11 Jan 2011

Food accepted as cultural heritage - food is surely culture

Recently, UNESCO inscribed two food-related traditions/cultures in their list of Intangible Cultural Heritage. One might say that finally food has officially received status as a true part of our common cultural heritage.

Of course, food is culture and very few would not accept this as a fact. However, since numerous other cultural heritages are accepted as world heritage, it is important that food culture is not passed over. The UNESCO World heritage list is probably well known to most, but there is also another list called the Intangible Cultural Heritage list intended to safeguard immaterial cultural heritage. In this list, at least four entries relate closely to food and food culture.

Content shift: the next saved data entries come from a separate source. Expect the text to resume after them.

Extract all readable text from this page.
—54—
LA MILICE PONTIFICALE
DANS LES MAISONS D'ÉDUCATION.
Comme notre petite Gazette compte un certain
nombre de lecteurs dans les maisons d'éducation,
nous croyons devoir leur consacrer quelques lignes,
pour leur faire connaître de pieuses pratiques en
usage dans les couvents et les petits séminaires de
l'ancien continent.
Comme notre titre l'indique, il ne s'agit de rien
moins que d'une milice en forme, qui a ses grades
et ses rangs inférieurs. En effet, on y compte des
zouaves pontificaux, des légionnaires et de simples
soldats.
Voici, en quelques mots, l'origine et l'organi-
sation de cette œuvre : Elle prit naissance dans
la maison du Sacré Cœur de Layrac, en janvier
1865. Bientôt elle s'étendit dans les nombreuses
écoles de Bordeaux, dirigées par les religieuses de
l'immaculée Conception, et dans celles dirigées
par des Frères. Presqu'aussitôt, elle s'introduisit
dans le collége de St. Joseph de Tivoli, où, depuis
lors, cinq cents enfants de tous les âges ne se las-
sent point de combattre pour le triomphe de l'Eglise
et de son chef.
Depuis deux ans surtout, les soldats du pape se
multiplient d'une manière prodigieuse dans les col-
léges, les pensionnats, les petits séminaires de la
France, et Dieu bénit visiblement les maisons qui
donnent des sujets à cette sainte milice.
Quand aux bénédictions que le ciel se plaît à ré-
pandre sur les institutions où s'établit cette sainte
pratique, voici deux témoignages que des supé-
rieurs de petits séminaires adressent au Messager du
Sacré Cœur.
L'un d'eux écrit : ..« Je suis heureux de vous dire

The gastronomic meal of the French (inscribed 2010)
The gastronomic meal of the French is a customary social practice for celebrating important moments in the lives of individuals and groups, such as births, weddings, birthdays, anniversaries, achievements and reunions. It is a festive meal bringing people together for an occasion to enjoy the art of good eating and drinking. [...] Individuals called gastronomes who possess deep knowledge of the tradition and preserve its memory watch over the living practice of the rites, thus contributing to their oral and/or written transmission, in particular to younger generations. [...]
Corresponding UNESCO web page with more information, slideshow and video.

Traditional Mexican cuisine (inscribed 2010)
Traditional Mexican cuisine is a comprehensive cultural model comprising farming, ritual practices, age-old skills, culinary techniques and ancestral community customs and manners. It is made possible by collective participation in the entire traditional food chain: from planting and harvesting to cooking and eating.

Corresponding UNESCO web page with more information, slideshow and video.

The Mediterranean diet (Greece, Italy, Morocco, Spain, inscribed 2010)
The Mediterranean diet constitutes a set of skills, knowledge, practices and traditions ranging from the landscape to the table, including the crops, harvesting, fishing, conservation, processing, preparation and, particularly, consumption of food.
Corresponding UNESCO web page with more information, slideshow and video.

Gingerbread craft from Northern Croatia (inscribed 2010)
The tradition of gingerbread making appeared in certain European monasteries during the Middle Ages and came to Croatia where it became a craft. [...] The craft has been passed on from one generation to another for centuries, initially to men, but now to both men and women. Gingerbread has become one of the most recognizable symbols of Croatian identity. Today, gingerbread makers are essential participants in local festivities, events and gatherings, providing the local people with a sense of identity and continuity.
Corresponding UNESCO web page with more information, slideshow and video.

Intangible World Heritage of Humanity
As defined by UNESCO intangible cultural heritages include oral traditions, performing arts, social practices, rituals, festive events, knowledge and practices concerning nature and the universe or the knowledge and skills to produce traditional crafts. The first entries were added to the list in 2008.

Some selected examples from other fields are tango (Argentina, Uruguay), flamenco (Spain), carpet weaving (Azerbaijan, Iran and Iran) , Peking opera (China), Chinese calligraphy, the duduk and it's music (a woodwind instrument, Armenia) and much more. The whole list is found here.

And what impact might this have? Honestly I don't really know, and considering the list some countries have a much stronger representation compared to others; Croatia has 10 entries whereas Brazil has two. Belgium has seven entries whereas the US is not represented at all and Greece shares one single entry with three other countries. The states themselves are the ones to propose cultural heritage elements and the "informed consent of the community" is a prerequisite in order to be taken into account, so I guess this might have a bearing upon how many elements various countries are able to submit for evaluation.